United Home Group’s sale to Japan-backed Stanley Martin Homes was the latest deal reflecting a trend of international investment in the U.S. housing market. Japanese company Sumitomo Forestry acquired public builder Tri Pointe Homes in February in a $4.5 billion deal.
“The Japanese long-term demographics are less desirable than the long-term U.S. demographics. The successful Japanese builders, they are looking to allocate growth capital and they are looking at the best market in the world,” Tony Avila, founder and CEO of Builders Advisor Group, explained to BUILDER following the two deals. “[Japanese companies] have access to cheaper capital. They are taking advantage of cheaper capital in Japan and making acquisitions in the United States.”
By the Numbers
In the fourth quarter, closings declined by 9% to 375 for United Homes Group while home closings revenue fell 8% to $123.4 million. For the full fiscal year, closings and closings revenue declined by 17% and 12% to 1,192 homes and $406.7 million, respectively.
Net new orders in the fourth quarter declined by 14% to 351. In the fiscal year 2025, net new orders fell 12% to 1,227 homes. The average sales price of production-built homes increased to $341,000 in the 2025 from $329,000 in 2024.
United Homes Group ended the fiscal year with a lot pipeline of approximately 7,200 owned or controlled lots.

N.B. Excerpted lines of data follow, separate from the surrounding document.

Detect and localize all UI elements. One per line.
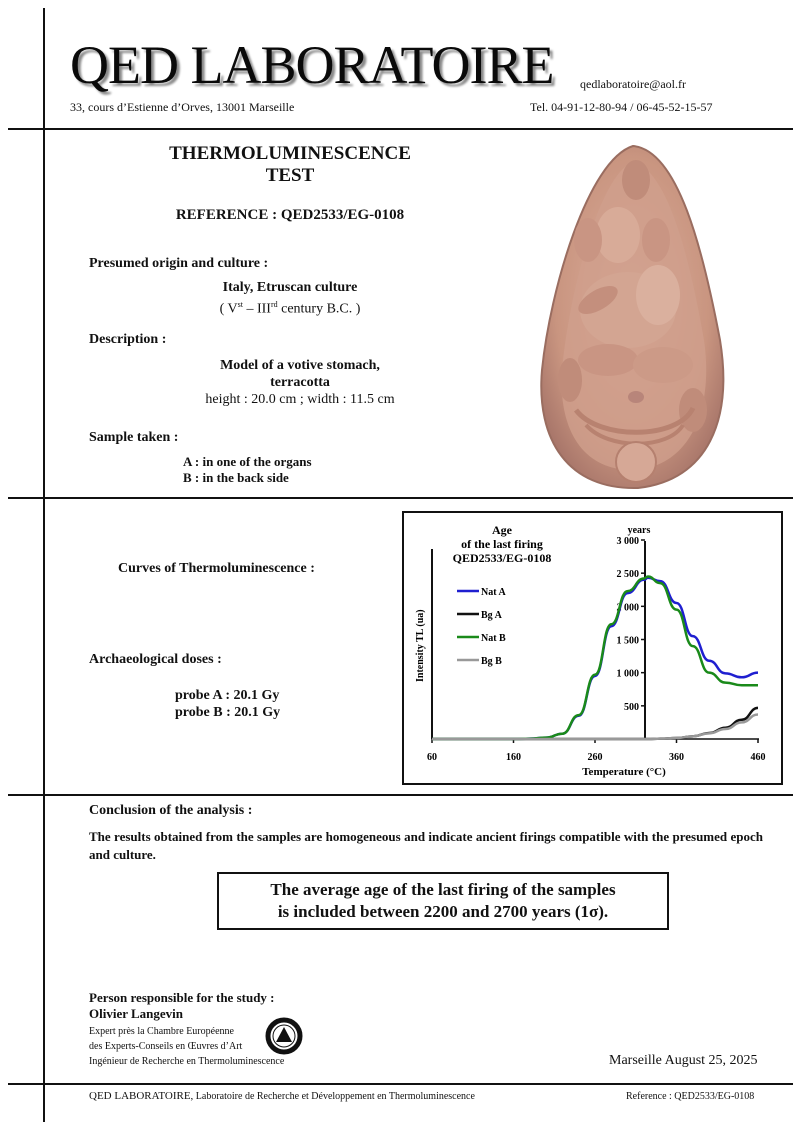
description-dimensions: height : 20.0 cm ; width : 11.5 cm — [205, 392, 395, 407]
description-block: Model of a votive stomach, terracotta he… — [130, 357, 470, 408]
conclusion-box-line1: The average age of the last firing of th… — [270, 880, 616, 899]
test-title-line2: TEST — [265, 165, 315, 186]
description-line2: terracotta — [270, 375, 330, 390]
sample-label: Sample taken : — [89, 430, 179, 445]
x-tick-label: 260 — [588, 752, 603, 763]
origin-label: Presumed origin and culture : — [89, 256, 269, 271]
legend-label: Bg B — [481, 656, 502, 667]
footer-lab-desc: Laboratoire de Recherche et Développemen… — [193, 1091, 475, 1102]
footer-reference: Reference : QED2533/EG-0108 — [626, 1091, 755, 1102]
legend-label: Bg A — [481, 610, 503, 621]
signature-title2: des Experts-Conseils en Œuvres d’Art — [89, 1041, 243, 1052]
signature-block: Person responsible for the study : Olivi… — [89, 990, 275, 1022]
votive-stomach-image — [540, 144, 725, 490]
lab-email: qedlaboratoire@aol.fr — [580, 77, 687, 91]
footer-lab-name: QED LABORATOIRE, — [89, 1090, 194, 1102]
years-axis-label: years — [628, 525, 651, 536]
signature-title3: Ingénieur de Recherche en Thermoluminesc… — [89, 1056, 285, 1067]
y-tick-label: 1 000 — [617, 669, 640, 680]
signature-titles: Expert près la Chambre Européenne des Ex… — [89, 1024, 284, 1069]
sample-list: A : in one of the organs B : in the back… — [183, 454, 312, 486]
footer-divider — [8, 1083, 793, 1085]
period-mid: – III — [242, 301, 271, 317]
place-date: Marseille August 25, 2025 — [609, 1053, 758, 1068]
test-title-line1: THERMOLUMINESCENCE — [169, 143, 411, 164]
left-margin-rule — [43, 8, 45, 1122]
description-line1: Model of a votive stomach, — [220, 358, 380, 373]
description-label: Description : — [89, 332, 167, 347]
y-tick-label: 2 000 — [617, 602, 640, 613]
period-open: ( V — [219, 301, 238, 317]
lab-phone: Tel. 04-91-12-80-94 / 06-45-52-15-57 — [530, 100, 713, 114]
lab-logo-title: QED LABORATOIRE — [70, 35, 554, 95]
curve-bg-b — [432, 713, 759, 741]
y-tick-label: 2 500 — [617, 569, 640, 580]
footer-lab: QED LABORATOIRE, Laboratoire de Recherch… — [89, 1090, 475, 1102]
conclusion-text: The results obtained from the samples ar… — [89, 829, 763, 862]
reference-heading: REFERENCE : QED2533/EG-0108 — [175, 207, 405, 223]
svg-text:QED2533/EG-0108: QED2533/EG-0108 — [453, 551, 552, 565]
header-divider — [8, 128, 793, 130]
origin-period: ( Vst – IIIrd century B.C. ) — [120, 296, 460, 318]
legend-label: Nat A — [481, 587, 507, 598]
period-close: century B.C. ) — [277, 301, 361, 317]
conclusion-box-line2: is included between 2200 and 2700 years … — [277, 902, 609, 921]
test-title: THERMOLUMINESCENCE TEST — [120, 143, 460, 187]
x-tick-label: 160 — [506, 752, 521, 763]
y-tick-label: 3 000 — [617, 536, 640, 547]
x-tick-label: 460 — [751, 752, 766, 763]
svg-text:Age: Age — [492, 523, 513, 537]
sample-a: A : in one of the organs — [183, 454, 312, 469]
legend-label: Nat B — [481, 633, 506, 644]
signature-title1: Expert près la Chambre Européenne — [89, 1026, 234, 1037]
section-divider-2 — [8, 794, 793, 796]
doses-list: probe A : 20.1 Gy probe B : 20.1 Gy — [175, 687, 280, 721]
svg-text:of the last firing: of the last firing — [461, 537, 543, 551]
expert-chamber-logo-icon — [265, 1017, 303, 1055]
conclusion-box: The average age of the last firing of th… — [217, 872, 669, 930]
signature-label: Person responsible for the study : — [89, 990, 275, 1005]
period-sup2: rd — [270, 300, 278, 309]
doses-label: Archaeological doses : — [89, 652, 222, 667]
probe-b-dose: probe B : 20.1 Gy — [175, 705, 281, 720]
signature-name: Olivier Langevin — [89, 1006, 184, 1021]
sample-b: B : in the back side — [183, 470, 289, 485]
probe-a-dose: probe A : 20.1 Gy — [175, 688, 280, 703]
origin-value: Italy, Etruscan culture — [222, 280, 358, 295]
tl-chart-svg: 60 160 260 360 460 500 1 000 1 500 2 000 2 500 3 … — [415, 523, 766, 778]
tl-chart: 60 160 260 360 460 500 1 000 1 500 2 000 2 500 3 … — [402, 511, 783, 785]
x-axis-title: Temperature (°C) — [582, 766, 666, 778]
curves-label: Curves of Thermoluminescence : — [118, 561, 315, 576]
y-axis-title: Intensity TL (ua) — [415, 609, 426, 682]
section-divider-1 — [8, 497, 793, 499]
y-tick-label: 500 — [624, 702, 639, 713]
period-sup1: st — [237, 300, 243, 309]
conclusion-label: Conclusion of the analysis : — [89, 803, 253, 818]
origin-block: Italy, Etruscan culture ( Vst – IIIrd ce… — [120, 279, 460, 318]
x-tick-label: 360 — [669, 752, 684, 763]
y-tick-label: 1 500 — [617, 636, 640, 647]
x-tick-label: 60 — [427, 752, 437, 763]
lab-address: 33, cours d’Estienne d’Orves, 13001 Mars… — [70, 100, 295, 114]
artifact-photo — [528, 140, 738, 492]
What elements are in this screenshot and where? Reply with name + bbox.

The builder, ranked No. 51 on the 2025 Builder 100 list, generated a fourth quarter profit of $3.2 million, or $0.05 per share, up from a profit of $0.7 million, or $0.01 per share, in the same period of 2024. For the full fiscal year 2025, United Homes Group generated a net loss of $16.3 million, or $0.28 per share. In 2024, the company generated a profit of $46.9 million, or $0.90 per share.